Dala K, Karlhofer FM, Stingl G::
Larut FAS ligand: Sebuah fitur pembeda
antara obat-induced letusan kulit dan virus exanthemas. J Berinvestasi Punggung Dermatol.
2007;
127(4): 802-7.
PubMed Abstrak
|
Penerbit Full Text
|
Fakultas Pendapat Rekomendasi
87.
Nassif A, Bensussan A, Bachot N, et al.:
Obat Spesifik Sitotoksik T-Sel pada
Lesi Kulit Pasien dengan Nekrolisis Epidermal Toksik. J Berinvestasi Punggung Dermatol.
2002;
118(4): 728-33.
PubMed Abstrak
|
Penerbit Full Text
88.
Nassif A, Bensussan A, Boumsell L, et al.:
Nekrolisis epidermal toksik: Efektor
sel-sel obat-spesifik sel T sitotoksik. J Alergi Clin Immunol. 2004; 114(5):
1209-15.
PubMed Abstrak
|
Penerbit Full Text
89.
Chung WH, Tergantung SI, Yang JY, et al.:
Granulysin adalah kunci mediator untuk
disebarluaskan keratinosit kematian pada sindrom Stevens-Johnson dan toksik
epidermal nekrolisis. Nat Med. 2008; 14(12): 1343-50.
PubMed Abstrak
|
Penerbit Full Text
|
Fakultas Pendapat Rekomendasi
90.
Abe R, Yoshioka N, Murata J, et al.:
Granulysin sebagai marker untuk diagnosis awal
dari sindrom Stevens-Johnson.

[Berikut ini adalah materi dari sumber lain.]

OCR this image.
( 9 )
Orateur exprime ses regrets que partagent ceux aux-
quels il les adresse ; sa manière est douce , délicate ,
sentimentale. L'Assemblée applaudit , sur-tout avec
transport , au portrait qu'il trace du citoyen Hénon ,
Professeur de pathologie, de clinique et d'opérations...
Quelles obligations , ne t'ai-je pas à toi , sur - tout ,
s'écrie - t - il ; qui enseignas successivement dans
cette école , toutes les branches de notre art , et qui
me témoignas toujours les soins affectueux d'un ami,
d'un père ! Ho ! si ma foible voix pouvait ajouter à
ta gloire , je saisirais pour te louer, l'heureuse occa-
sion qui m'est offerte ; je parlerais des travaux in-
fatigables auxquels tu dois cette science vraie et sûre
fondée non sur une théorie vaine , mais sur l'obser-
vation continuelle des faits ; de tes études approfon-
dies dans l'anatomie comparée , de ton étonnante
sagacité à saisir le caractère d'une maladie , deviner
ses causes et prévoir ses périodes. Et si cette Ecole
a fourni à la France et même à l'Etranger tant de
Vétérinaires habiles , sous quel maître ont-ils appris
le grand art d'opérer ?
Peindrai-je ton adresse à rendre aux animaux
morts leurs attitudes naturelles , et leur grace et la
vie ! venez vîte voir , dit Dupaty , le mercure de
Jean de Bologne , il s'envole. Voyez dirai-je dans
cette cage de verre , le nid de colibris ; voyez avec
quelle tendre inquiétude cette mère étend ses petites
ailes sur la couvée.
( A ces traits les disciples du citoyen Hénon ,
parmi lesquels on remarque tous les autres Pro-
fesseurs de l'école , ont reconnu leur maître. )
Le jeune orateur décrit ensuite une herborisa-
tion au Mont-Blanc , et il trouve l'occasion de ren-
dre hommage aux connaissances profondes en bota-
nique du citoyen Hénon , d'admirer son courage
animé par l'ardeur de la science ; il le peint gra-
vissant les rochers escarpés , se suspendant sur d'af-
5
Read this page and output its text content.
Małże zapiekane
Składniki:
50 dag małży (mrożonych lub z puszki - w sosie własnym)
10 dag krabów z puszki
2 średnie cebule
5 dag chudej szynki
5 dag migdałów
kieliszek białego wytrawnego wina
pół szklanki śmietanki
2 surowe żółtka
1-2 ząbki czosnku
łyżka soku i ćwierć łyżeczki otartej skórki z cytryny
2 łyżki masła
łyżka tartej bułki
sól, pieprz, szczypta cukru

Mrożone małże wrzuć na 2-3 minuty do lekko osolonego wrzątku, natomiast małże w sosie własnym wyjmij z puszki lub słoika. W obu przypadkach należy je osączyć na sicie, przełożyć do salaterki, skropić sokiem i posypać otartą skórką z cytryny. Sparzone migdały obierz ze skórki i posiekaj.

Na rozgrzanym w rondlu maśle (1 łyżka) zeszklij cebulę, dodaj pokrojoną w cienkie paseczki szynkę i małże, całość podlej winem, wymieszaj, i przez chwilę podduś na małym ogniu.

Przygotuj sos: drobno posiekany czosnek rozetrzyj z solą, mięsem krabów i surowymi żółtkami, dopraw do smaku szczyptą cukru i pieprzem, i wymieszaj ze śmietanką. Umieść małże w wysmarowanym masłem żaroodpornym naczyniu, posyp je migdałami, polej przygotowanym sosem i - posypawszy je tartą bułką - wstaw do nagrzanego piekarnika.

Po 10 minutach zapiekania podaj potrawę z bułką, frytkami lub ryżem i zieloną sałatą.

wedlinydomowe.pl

Ann Intern Med. 2009; 151(7): 514-5.
PubMed Abstrak
|
Penerbit Full Text
91.
Saito N, Abe R, Yoshioka N, et al.:
Berkepanjangan elevasi serum granulysin dalam
obat-induced sindrom hipersensitivitas. Br J Punggung Dermatol. 2012; 167(2): 452-3.
PubMed Abstrak
|
Penerbit Full Text
92.
Saito N, Qiao Jam, Yanagi T, et al.:
Sebuah annexin A1-FPR1 interaksi
memberikan kontribusi untuk necroptosis dari keratinosit dalam yang parah kulit obat yang merugikan
reaksi. Sci Transl Med. 2014; 6(245): 245ra95–245ra95.
PubMed Abstrak
|
Penerbit Full Text
|
Fakultas Pendapat Rekomendasi
93.
Linkermann A, Hijau DR:
Necroptosis. N Engl J Med. 2014; 370(5): 455-65.
PubMed Abstrak
|
Penerbit Full Text
|
Gratis Full Text
94.
Saito N, Yoshioka N, Abe R, et al.:
Sindrom Stevens-Johnson/toxic
epidermal necrolysis mouse model yang dihasilkan dengan menggunakan Pbmc dan kulit
pasien. J Alergi Clin Immunol. 2013; 131(2): 434-41.e1-9.
PubMed Abstrak
|
Penerbit Full Text
|
Fakultas Pendapat Rekomendasi
95.
Wang F, Dia D, Tang X, et al.:
Chemokine ekspresi dalam beragam nonimmediate
obat reaksi hipersensitivitas: Fokus pada timus aktivasi diatur
chemokine, cutaneous T-cell-menarik chemokine, dan interleukin-10. Ann
Alergi Asma Immunol. 2014;
113(2): 204-8.
PubMed Abstrak
|
Penerbit Full Text
96.
Wang F, Kamu Y, Luo ZY, et al.:
Beragam ekspresi TNF-
α
dan CCL27 dalam
serum dan blister dari sindrom Stevens-Johnson/nekrolisis epidermal toksik.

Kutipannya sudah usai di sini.